Setor de serviços em SP fatura R$ 47,4 bi

10:39:29 - 15/10/2021 - Notícias

SÃO PAULO, 10/15/21 - Em julho, o faturamento real do setor de serviços na capital paulista atingiu R$ 47,4 bilhões - o melhor resultado da série para o mês. Os dados são da Pesquisa Conjuntural do Setor de Serviços na Cidade de São Paulo (PCSS), da Federação do Comércio de Bens, Serviços e Turismo do Estado de São Paulo (FecomercioSP). Em relação ao mesmo período de 2020, o indicador avançou 18,8%, o que significa um valor superior nas receitas do setor da ordem de R$ 7,5 bilhões.

No ano, as vendas subiram 20,6%. É a oitava alta consecutiva, representando um ganho R$ 51,6 bilhões superior ao apurado no mesmo período do ano passado. Já no acumulado em 12 meses, a alta é de 13,1%. Em julho, todas as atividades que compõem o indicador registraram aumento de faturamento exceto o grupo das empresas contidas no Simples Nacional (-3,7%): agenciamento, corretagem e intermediação (20,6%); jurídicos, econômicos e técnico-administrativos (22%); técnico-científico (46,3%); e turismo, hospedagem, eventos e assemelhados (129%) foram as que obtiveram os resultados mais expressivos.

O turismo apontou ganhos superiores aos de julho de 2020 (R$195 milhões). É importante reforçar, no entanto, que o destaque do setor se dá em razão da base de comparação fragilizada do ano passado. No acumulado em 12 meses e no ano, há quedas de 50,1% e 30%, respectivamente. Em termos monetários, no acumulado no ano, a perda do setor em relação a 2020 chega a R$ 840 milhões.

Apesar das incertezas ainda presentes no cenário socioeconômico, a melhora do cenário de pandemia tem permitido aumento nas receitas das empresas, melhorando as expectativas e abrindo espaço para novos investimentos e reestruturação dos setores. Entretanto, os riscos para uma retomada sustentável ainda persistem.

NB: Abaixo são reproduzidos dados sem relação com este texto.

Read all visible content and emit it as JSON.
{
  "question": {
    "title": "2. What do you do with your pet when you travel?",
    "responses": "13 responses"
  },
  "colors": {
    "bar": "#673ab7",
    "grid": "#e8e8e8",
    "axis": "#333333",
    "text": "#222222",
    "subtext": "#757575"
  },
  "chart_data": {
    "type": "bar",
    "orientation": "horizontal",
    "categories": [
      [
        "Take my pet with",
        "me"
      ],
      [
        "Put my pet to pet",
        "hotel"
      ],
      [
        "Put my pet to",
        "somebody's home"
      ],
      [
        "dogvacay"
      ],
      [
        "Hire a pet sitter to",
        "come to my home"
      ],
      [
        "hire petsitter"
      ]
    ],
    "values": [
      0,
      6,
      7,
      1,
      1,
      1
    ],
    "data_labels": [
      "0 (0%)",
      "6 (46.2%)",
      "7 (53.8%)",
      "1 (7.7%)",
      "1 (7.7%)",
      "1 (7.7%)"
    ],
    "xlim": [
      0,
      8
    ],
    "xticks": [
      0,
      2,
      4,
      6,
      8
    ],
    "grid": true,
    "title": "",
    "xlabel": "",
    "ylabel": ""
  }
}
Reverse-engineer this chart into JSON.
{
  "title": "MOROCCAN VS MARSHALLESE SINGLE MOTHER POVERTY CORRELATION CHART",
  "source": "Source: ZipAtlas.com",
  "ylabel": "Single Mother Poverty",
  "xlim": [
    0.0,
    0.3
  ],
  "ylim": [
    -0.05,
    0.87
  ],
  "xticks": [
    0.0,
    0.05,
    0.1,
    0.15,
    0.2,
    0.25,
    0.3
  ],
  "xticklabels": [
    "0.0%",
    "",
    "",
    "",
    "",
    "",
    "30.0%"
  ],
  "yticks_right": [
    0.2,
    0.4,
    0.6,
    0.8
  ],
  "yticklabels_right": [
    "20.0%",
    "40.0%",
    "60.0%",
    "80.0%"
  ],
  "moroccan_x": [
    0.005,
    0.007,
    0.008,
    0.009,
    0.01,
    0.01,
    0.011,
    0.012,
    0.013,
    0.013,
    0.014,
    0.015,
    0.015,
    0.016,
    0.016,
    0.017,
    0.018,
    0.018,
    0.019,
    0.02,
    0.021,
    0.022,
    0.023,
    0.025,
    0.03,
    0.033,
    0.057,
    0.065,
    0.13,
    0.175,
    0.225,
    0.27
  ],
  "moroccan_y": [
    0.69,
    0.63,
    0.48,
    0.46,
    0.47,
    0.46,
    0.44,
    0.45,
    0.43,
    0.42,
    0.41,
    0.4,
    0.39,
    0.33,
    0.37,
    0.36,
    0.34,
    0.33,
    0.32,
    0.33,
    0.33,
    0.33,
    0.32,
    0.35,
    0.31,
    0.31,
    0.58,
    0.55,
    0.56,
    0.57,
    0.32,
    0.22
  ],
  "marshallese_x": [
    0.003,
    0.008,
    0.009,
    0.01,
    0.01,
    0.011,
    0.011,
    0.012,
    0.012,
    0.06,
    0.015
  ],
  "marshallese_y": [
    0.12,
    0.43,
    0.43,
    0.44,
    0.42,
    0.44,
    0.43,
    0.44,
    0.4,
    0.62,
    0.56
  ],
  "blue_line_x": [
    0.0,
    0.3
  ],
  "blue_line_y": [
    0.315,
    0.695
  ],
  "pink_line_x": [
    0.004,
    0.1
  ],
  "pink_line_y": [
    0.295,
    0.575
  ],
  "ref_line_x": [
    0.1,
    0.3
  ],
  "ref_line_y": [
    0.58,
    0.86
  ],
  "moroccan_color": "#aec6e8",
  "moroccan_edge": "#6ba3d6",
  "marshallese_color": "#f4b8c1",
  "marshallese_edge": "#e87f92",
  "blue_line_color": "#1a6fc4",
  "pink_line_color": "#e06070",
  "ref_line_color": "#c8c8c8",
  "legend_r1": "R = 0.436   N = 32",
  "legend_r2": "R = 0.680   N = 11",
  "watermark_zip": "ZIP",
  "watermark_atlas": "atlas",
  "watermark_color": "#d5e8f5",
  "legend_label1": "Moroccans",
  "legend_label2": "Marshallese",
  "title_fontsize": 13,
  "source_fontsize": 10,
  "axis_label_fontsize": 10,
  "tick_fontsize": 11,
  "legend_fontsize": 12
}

Na avaliação da Federação, a recuperação continuará sendo gradual, baseada na continuidade da imunização da população e em melhores resultados da economia, principalmente de variáveis como renda e emprego. Para os empresários do setor de serviços, a orientação é reavaliar riscos, ajustar o cronograma de pagamentos e recebimentos e evitar contrair dívidas, mantendo, assim, o orçamento sob controle.